I want to share a coding question which was recently asked by company as part of recruitment in india.

I don’t remember the exact question but i will tell u the outline.

which was :

In the question there is a girl and she had to cross a series of land mines ,she cannot step on consecutive land mines but she can skip any number of land mines ,if she steps on a land mine then she loses a certain score.

For each land mine there is certain integer denoting the score she loses on stepping that landmine.if she steps on more than one land mines then she loses score which is the sum of those corresponding integers .
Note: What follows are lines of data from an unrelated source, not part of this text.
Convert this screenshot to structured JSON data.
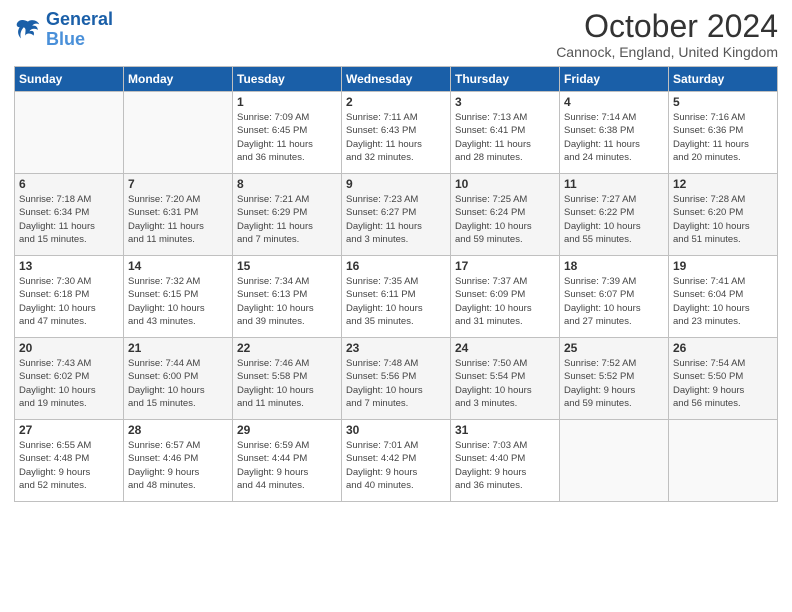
{
  "header": {
    "logo_line1": "General",
    "logo_line2": "Blue",
    "month": "October 2024",
    "location": "Cannock, England, United Kingdom"
  },
  "days_of_week": [
    "Sunday",
    "Monday",
    "Tuesday",
    "Wednesday",
    "Thursday",
    "Friday",
    "Saturday"
  ],
  "weeks": [
    [
      {
        "day": "",
        "info": ""
      },
      {
        "day": "",
        "info": ""
      },
      {
        "day": "1",
        "info": "Sunrise: 7:09 AM\nSunset: 6:45 PM\nDaylight: 11 hours\nand 36 minutes."
      },
      {
        "day": "2",
        "info": "Sunrise: 7:11 AM\nSunset: 6:43 PM\nDaylight: 11 hours\nand 32 minutes."
      },
      {
        "day": "3",
        "info": "Sunrise: 7:13 AM\nSunset: 6:41 PM\nDaylight: 11 hours\nand 28 minutes."
      },
      {
        "day": "4",
        "info": "Sunrise: 7:14 AM\nSunset: 6:38 PM\nDaylight: 11 hours\nand 24 minutes."
      },
      {
        "day": "5",
        "info": "Sunrise: 7:16 AM\nSunset: 6:36 PM\nDaylight: 11 hours\nand 20 minutes."
      }
    ],
    [
      {
        "day": "6",
        "info": "Sunrise: 7:18 AM\nSunset: 6:34 PM\nDaylight: 11 hours\nand 15 minutes."
      },
      {
        "day": "7",
        "info": "Sunrise: 7:20 AM\nSunset: 6:31 PM\nDaylight: 11 hours\nand 11 minutes."
      },
      {
        "day": "8",
        "info": "Sunrise: 7:21 AM\nSunset: 6:29 PM\nDaylight: 11 hours\nand 7 minutes."
      },
      {
        "day": "9",
        "info": "Sunrise: 7:23 AM\nSunset: 6:27 PM\nDaylight: 11 hours\nand 3 minutes."
      },
      {
        "day": "10",
        "info": "Sunrise: 7:25 AM\nSunset: 6:24 PM\nDaylight: 10 hours\nand 59 minutes."
      },
      {
        "day": "11",
        "info": "Sunrise: 7:27 AM\nSunset: 6:22 PM\nDaylight: 10 hours\nand 55 minutes."
      },
      {
        "day": "12",
        "info": "Sunrise: 7:28 AM\nSunset: 6:20 PM\nDaylight: 10 hours\nand 51 minutes."
      }
    ],
    [
      {
        "day": "13",
        "info": "Sunrise: 7:30 AM\nSunset: 6:18 PM\nDaylight: 10 hours\nand 47 minutes."
      },
      {
        "day": "14",
        "info": "Sunrise: 7:32 AM\nSunset: 6:15 PM\nDaylight: 10 hours\nand 43 minutes."
      },
      {
        "day": "15",
        "info": "Sunrise: 7:34 AM\nSunset: 6:13 PM\nDaylight: 10 hours\nand 39 minutes."
      },
      {
        "day": "16",
        "info": "Sunrise: 7:35 AM\nSunset: 6:11 PM\nDaylight: 10 hours\nand 35 minutes."
      },
      {
        "day": "17",
        "info": "Sunrise: 7:37 AM\nSunset: 6:09 PM\nDaylight: 10 hours\nand 31 minutes."
      },
      {
        "day": "18",
        "info": "Sunrise: 7:39 AM\nSunset: 6:07 PM\nDaylight: 10 hours\nand 27 minutes."
      },
      {
        "day": "19",
        "info": "Sunrise: 7:41 AM\nSunset: 6:04 PM\nDaylight: 10 hours\nand 23 minutes."
      }
    ],
    [
      {
        "day": "20",
        "info": "Sunrise: 7:43 AM\nSunset: 6:02 PM\nDaylight: 10 hours\nand 19 minutes."
      },
      {
        "day": "21",
        "info": "Sunrise: 7:44 AM\nSunset: 6:00 PM\nDaylight: 10 hours\nand 15 minutes."
      },
      {
        "day": "22",
        "info": "Sunrise: 7:46 AM\nSunset: 5:58 PM\nDaylight: 10 hours\nand 11 minutes."
      },
      {
        "day": "23",
        "info": "Sunrise: 7:48 AM\nSunset: 5:56 PM\nDaylight: 10 hours\nand 7 minutes."
      },
      {
        "day": "24",
        "info": "Sunrise: 7:50 AM\nSunset: 5:54 PM\nDaylight: 10 hours\nand 3 minutes."
      },
      {
        "day": "25",
        "info": "Sunrise: 7:52 AM\nSunset: 5:52 PM\nDaylight: 9 hours\nand 59 minutes."
      },
      {
        "day": "26",
        "info": "Sunrise: 7:54 AM\nSunset: 5:50 PM\nDaylight: 9 hours\nand 56 minutes."
      }
    ],
    [
      {
        "day": "27",
        "info": "Sunrise: 6:55 AM\nSunset: 4:48 PM\nDaylight: 9 hours\nand 52 minutes."
      },
      {
        "day": "28",
        "info": "Sunrise: 6:57 AM\nSunset: 4:46 PM\nDaylight: 9 hours\nand 48 minutes."
      },
      {
        "day": "29",
        "info": "Sunrise: 6:59 AM\nSunset: 4:44 PM\nDaylight: 9 hours\nand 44 minutes."
      },
      {
        "day": "30",
        "info": "Sunrise: 7:01 AM\nSunset: 4:42 PM\nDaylight: 9 hours\nand 40 minutes."
      },
      {
        "day": "31",
        "info": "Sunrise: 7:03 AM\nSunset: 4:40 PM\nDaylight: 9 hours\nand 36 minutes."
      },
      {
        "day": "",
        "info": ""
      },
      {
        "day": "",
        "info": ""
      }
    ]
  ]
}
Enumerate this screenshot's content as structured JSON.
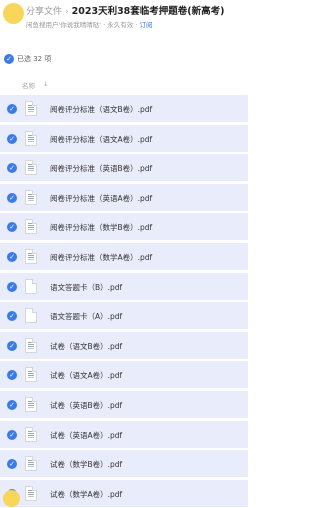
{
  "header": {
    "breadcrumb_root": "分享文件",
    "breadcrumb_sep": "›",
    "title": "2023天利38套临考押题卷(新高考)",
    "info_text": "闲鱼搜用户'你说我晴晴哒' · 永久有效 · ",
    "info_link": "订阅"
  },
  "selection": {
    "check_icon": "check-circle-icon",
    "label": "已选 32 项"
  },
  "columns": {
    "name": "名称",
    "sort_icon": "↓"
  },
  "files": [
    {
      "name": "阅卷评分标准（语文B卷）.pdf",
      "icon": "doc"
    },
    {
      "name": "阅卷评分标准（语文A卷）.pdf",
      "icon": "doc"
    },
    {
      "name": "阅卷评分标准（英语B卷）.pdf",
      "icon": "doc"
    },
    {
      "name": "阅卷评分标准（英语A卷）.pdf",
      "icon": "doc"
    },
    {
      "name": "阅卷评分标准（数学B卷）.pdf",
      "icon": "doc"
    },
    {
      "name": "阅卷评分标准（数学A卷）.pdf",
      "icon": "doc"
    },
    {
      "name": "语文答题卡（B）.pdf",
      "icon": "blank"
    },
    {
      "name": "语文答题卡（A）.pdf",
      "icon": "blank"
    },
    {
      "name": "试卷（语文B卷）.pdf",
      "icon": "doc"
    },
    {
      "name": "试卷（语文A卷）.pdf",
      "icon": "doc"
    },
    {
      "name": "试卷（英语B卷）.pdf",
      "icon": "doc"
    },
    {
      "name": "试卷（英语A卷）.pdf",
      "icon": "doc"
    },
    {
      "name": "试卷（数学B卷）.pdf",
      "icon": "doc"
    },
    {
      "name": "试卷（数学A卷）.pdf",
      "icon": "doc"
    }
  ]
}
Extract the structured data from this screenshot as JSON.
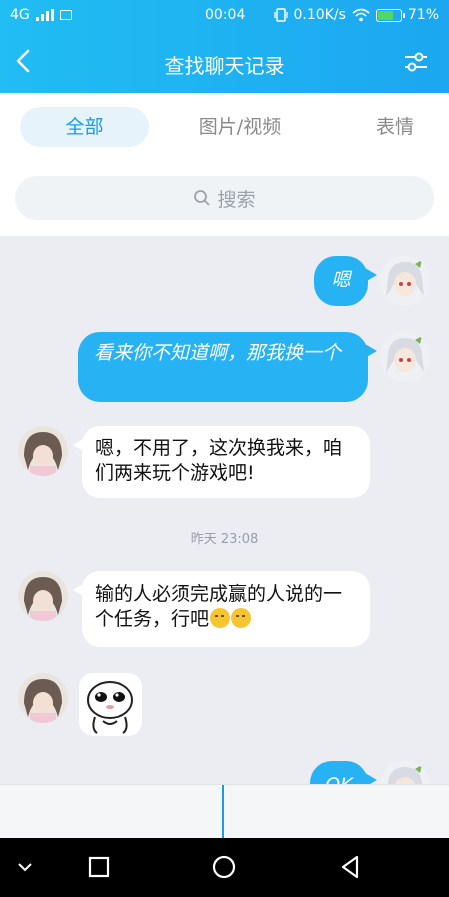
{
  "status_bar": {
    "network": "4G",
    "time": "00:04",
    "speed": "0.10K/s",
    "battery": "71%"
  },
  "nav": {
    "title": "查找聊天记录"
  },
  "tabs": [
    {
      "label": "全部",
      "active": true
    },
    {
      "label": "图片/视频",
      "active": false
    },
    {
      "label": "表情",
      "active": false
    }
  ],
  "search": {
    "placeholder": "搜索"
  },
  "messages": [
    {
      "direction": "out",
      "text": "嗯"
    },
    {
      "direction": "out",
      "text": "看来你不知道啊，那我换一个"
    },
    {
      "direction": "in",
      "text": "嗯，不用了，这次换我来，咱们两来玩个游戏吧!"
    },
    {
      "direction": "in",
      "text": "输的人必须完成赢的人说的一个任务，行吧"
    },
    {
      "direction": "in",
      "type": "sticker"
    },
    {
      "direction": "out",
      "text": "OK"
    }
  ],
  "time_separator": "昨天 23:08",
  "colors": {
    "accent": "#1ca7f0",
    "bubble_out": "#27b3f3",
    "chat_bg": "#ebedf3"
  }
}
inputs are: n-number of land mines

              array of  n integers  denotes scores which she loses on corresponding land mine 

we need to output a single integer which is the minimum score she will lose



8 1 4 6 9



I am so confused on seeing the question then I did it by summing up of odd indexed and even indexed numbers and printed the minimum of them but using this approach I am able to pass only 4 testcases out of 13

please help me in solving this and also if there are any similar questions please let me know

Thank you.

1 Like

This was a Dynamic Programming Question.

Bro your quest doesn’t make any sense.If she can skip any no of land mines they I will skip the whole array first of all.
Plz post the original question.


We have to find minimum score without skipping whole array.
In the question they have not mentioned this Because I tried by putting zeros still it doesnt paased any test cases

Yes Bro,
I’ve also thought it must be a DP question.
Can u help me to Solve this ?
If u had already solved quetions similar to this please let me know

This is quite similar.

I managed to brute force a few cases, that’s it.

Try learning DP but.

I think there should be an integer ‘K’ which denotes maximum land mines she can skip…then it is just dynamic programming:
dp[i] = a[i] + \min\limits_{j=2}^{K+1}dp[i-j] , dp[0] = 0
The final Answer would be dp[n+1]. Although it is O(N*K) but it can be optimized to O(N*log(K)) with help of sets.

1 Like

It’s actually a common question.The same question was asked in fb hackercup also(with little modification).

This is the exact same question,they have just changed the language.I solved that question in their test which happened on 8th Aug through same code given in above question.